Download Free The Regime Change Of Kwame Nkrumah Book in PDF and EPUB Free Download. You can read online The Regime Change Of Kwame Nkrumah and write the review.

This book tells the story of Kwame Nkrumah, the first post-colonial president of an independent African country. The book utilizes previously unpublished and recently declassified IS State Department documents to give an analysis and a chronology of Nkrumah's fall. The book is written for a general audience and for academic historians and students.
The "African Nehru," Kwame Nkrumah led the 1957 revolution which ushered the state of Ghana from the colonial era to independence. This autobiography recounts the years-long dramatic struggle to gain political freedom for his people.
This study critically synthesizes and analyses the relationship between Kwame Nkrumah's politico-cultural philosophy and policies as an African-centered paradigm for the post-independence African revolution. It also argues for the relevance of his theories and politics in today's Africa.

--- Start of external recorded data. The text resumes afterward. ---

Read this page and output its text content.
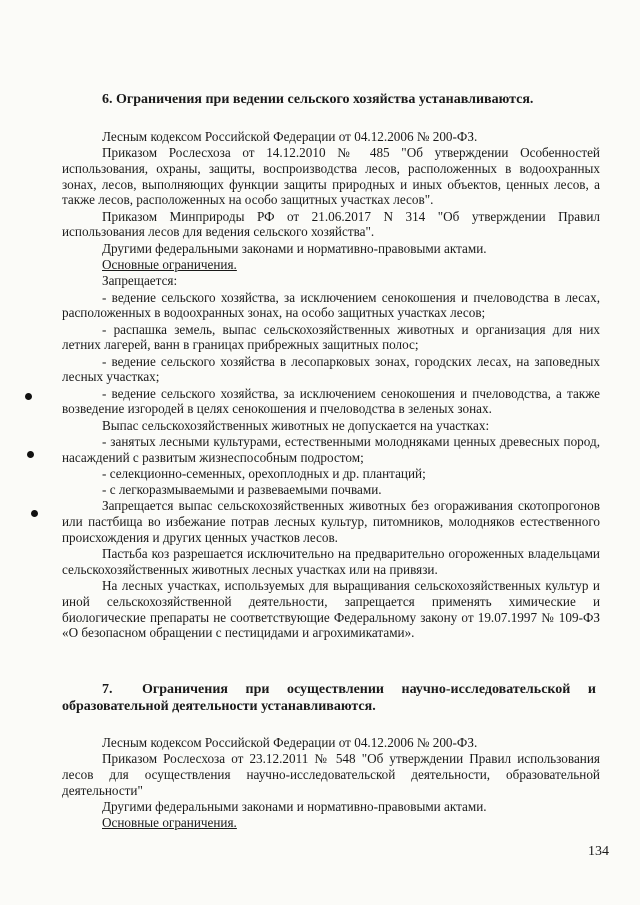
6. Ограничения при ведении сельского хозяйства устанавливаются.

Лесным кодексом Российской Федерации от 04.12.2006 № 200-ФЗ.

Приказом Рослесхоза от 14.12.2010 № 485 "Об утверждении Особенностей использования, охраны, защиты, воспроизводства лесов, расположенных в водоохранных зонах, лесов, выполняющих функции защиты природных и иных объектов, ценных лесов, а также лесов, расположенных на особо защитных участках лесов".

Приказом Минприроды РФ от 21.06.2017 N 314 "Об утверждении Правил использования лесов для ведения сельского хозяйства".

Другими федеральными законами и нормативно-правовыми актами.

Основные ограничения.

Запрещается:

- ведение сельского хозяйства, за исключением сенокошения и пчеловодства в лесах, расположенных в водоохранных зонах, на особо защитных участках лесов;

- распашка земель, выпас сельскохозяйственных животных и организация для них летних лагерей, ванн в границах прибрежных защитных полос;

- ведение сельского хозяйства в лесопарковых зонах, городских лесах, на заповедных лесных участках;

- ведение сельского хозяйства, за исключением сенокошения и пчеловодства, а также возведение изгородей в целях сенокошения и пчеловодства в зеленых зонах.

Выпас сельскохозяйственных животных не допускается на участках:

- занятых лесными культурами, естественными молодняками ценных древесных пород, насаждений с развитым жизнеспособным подростом;

- селекционно-семенных, орехоплодных и др. плантаций;

- с легкоразмываемыми и развеваемыми почвами.

Запрещается выпас сельскохозяйственных животных без огораживания скотопрогонов или пастбища во избежание потрав лесных культур, питомников, молодняков естественного происхождения и других ценных участков лесов.

Пастьба коз разрешается исключительно на предварительно огороженных владельцами сельскохозяйственных животных лесных участках или на привязи.

На лесных участках, используемых для выращивания сельскохозяйственных культур и иной сельскохозяйственной деятельности, запрещается применять химические и биологические препараты не соответствующие Федеральному закону от 19.07.1997 № 109-ФЗ «О безопасном обращении с пестицидами и агрохимикатами».

7. Ограничения при осуществлении научно-исследовательской и образовательной деятельности устанавливаются.

Лесным кодексом Российской Федерации от 04.12.2006 № 200-ФЗ.

Приказом Рослесхоза от 23.12.2011 № 548 "Об утверждении Правил использования лесов для осуществления научно-исследовательской деятельности, образовательной деятельности"

Другими федеральными законами и нормативно-правовыми актами.

Основные ограничения.

134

A new biography of Ghana’s Kwame Nkrumah, one of the most influential political figures in twentieth-century African history. As the first prime minister and president of the West African state of Ghana, Kwame Nkrumah helped shape the global narrative of African decolonization. After leading Ghana to independence in 1957, Nkrumah articulated a political vision that aimed to free the country and the continent—politically, socially, economically, and culturally—from the vestiges of European colonial rule, laying the groundwork for a future in which Africans had a voice as equals on the international stage. Nkrumah spent his childhood in the maturing Gold Coast colonial state. During the interwar and wartime periods he was studying in the United States. He emerged in the postwar era as one of the foremost activists behind the 1945 Manchester Pan-African Congress and the demand for an immediate end to colonial rule. Jeffrey Ahlman’s biography plots Nkrumah’s life across several intersecting networks: colonial, postcolonial, diasporic, national, Cold War, and pan-African. In these contexts, Ahlman portrays Nkrumah not only as an influential political leader and thinker but also as a charismatic, dynamic, and complicated individual seeking to make sense of a world in transition.
This is the book which, when first published in 1965, caused such an uproar in the US State Department that a sharp note of protest was sent to Kwame Nkrumah and the $25million of American "aid" to Ghana was promptly cancelled.
Kwame Nkrumah, who won independence for Ghana in 1957, was the first African statesman to achieve world recognition. Nkrumah and his movement also brought about the end of independent chieftaincy--one of the most fundamental changes in the history of Ghana. Kwame Nkrumah's Convention Peoples' Party was committed not only to the rapid termination of British colonial rule but also to the elimination of chiefly power. This book is an account of Kwame Nkrumah and his government's long struggle to wrest administrative control of the Ghanaian countryside from the chiefs. Based largely upon previously unstudied documentation in Ghana, this study charts the government's frustrated attempts to democratize local government and the long and bitter campaigns mounted by many southern chiefs to resist their political marginalization. Between 1951 and the creation of the First Republic in 1960, Ghanaian governments sought to discard the chiefly principle in local government, then to weaken chieftaincy by attrition and eventually, by altering the legal basis of chieftaincy, to incorporate and control a considerably altered chieftaincy. The book demonstrates that chieftaincy was consciously and systematically reconstructed in the decade of the 1950s with implications which can still be felt in modern Ghana.